After Gizzi’s the Present is Constant Elegy  

The only words to use when speaking of God are the words that come out. Without fail, they will mean little. Do not take them literally - they are an attempt to hold onto what cannot be found. 

Those years when I was alive, I lived in the era of hot coffee.

Along the way I discovered the night, its fire, the breath of a cigarette in its wakeful calm - take in the flame and you shall know the shape of darkness.

There were weeds and fresh air in plenty - the canary yellow calling the morning from the mountain. It’s a wonderful thing, staying in our unknowing.

Those years when I was alive, I lived in the era of the warming sea.

What does blue want? To be the color of sand, shape unmapped and each grain going from stone to shore with new uses: transfiguration! 
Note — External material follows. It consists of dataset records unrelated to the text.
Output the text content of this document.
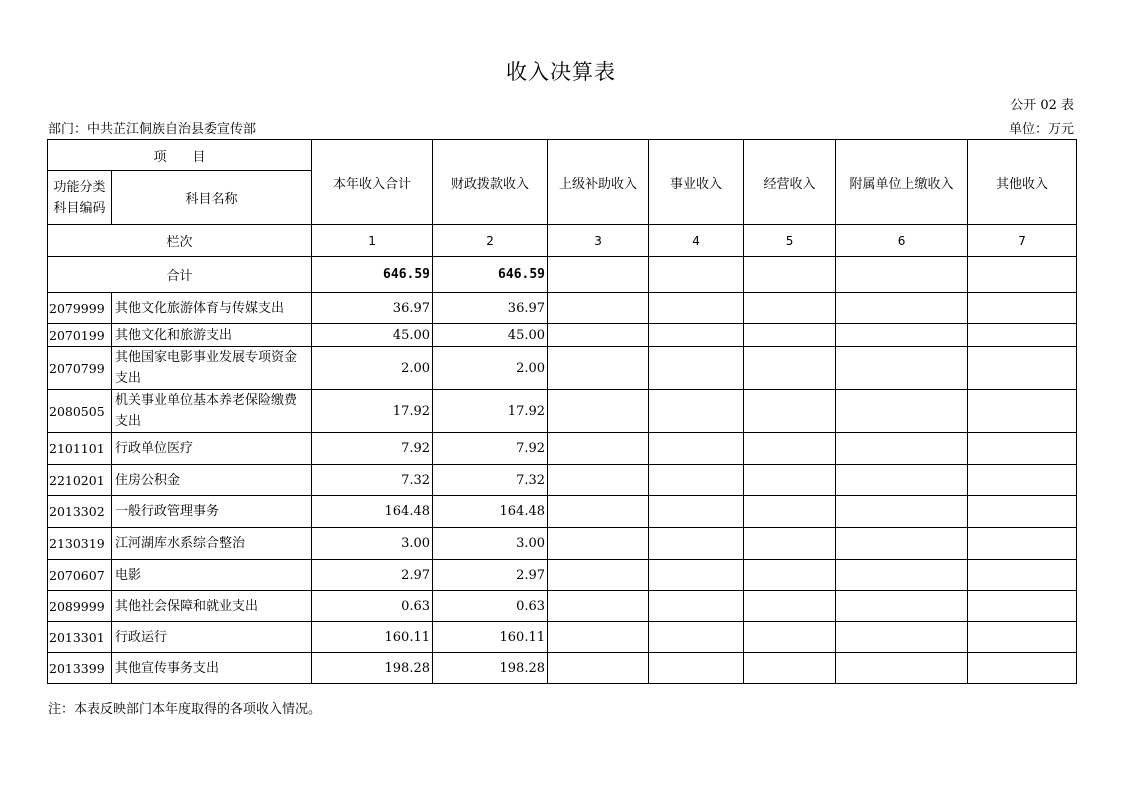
收入决算表
公开 02 表
部门：中共芷江侗族自治县委宣传部	单位：万元
项　　目		本年收入合计	财政拨款收入	上级补助收入	事业收入	经营收入	附属单位上缴收入	其他收入
功能分类科目编码	科目名称							
栏次		1	2	3	4	5	6	7
合计		646.59	646.59					
2079999	其他文化旅游体育与传媒支出	36.97	36.97					
2070199	其他文化和旅游支出	45.00	45.00					
2070799	其他国家电影事业发展专项资金支出	2.00	2.00					
2080505	机关事业单位基本养老保险缴费支出	17.92	17.92					
2101101	行政单位医疗	7.92	7.92					
2210201	住房公积金	7.32	7.32					
2013302	一般行政管理事务	164.48	164.48					
2130319	江河湖库水系综合整治	3.00	3.00					
2070607	电影	2.97	2.97					
2089999	其他社会保障和就业支出	0.63	0.63					
2013301	行政运行	160.11	160.11					
2013399	其他宣传事务支出	198.28	198.28					
注：本表反映部门本年度取得的各项收入情况。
There I was, outside at noon each day waiting for the sun to tell me its sorrow, but it stared blankly on, echoing in my epidermis, forgetting to wish me well. 

Those years when I was alive, I lived in the era of the ipod.

There we were – music in palm, the shimmer of Sacramento green, slice of hill, stadium lights 

and the pulsing in the corner where the lion’s tooth sang on and on and on.

There were bricks going back to earth, a wing caught up in the decomposition - this the 7th heaven.

And I found myself turning out the drive and into music. 

The poem found me elsewhere, when awake and expectant, full of doubt, open to the many shapes of god.

The moon was always there but useless, and what of the sun – offstage, turned, and weeping. 

Vanity springs so quickly, its wretched tooth and it’s known angles – I'm sick of the cutting, the belief that rising up is the way to god. 

We should dig, dig, and dig. Say it without ambiguity: God is in the ground! In a seed! Waiting again and again to be born!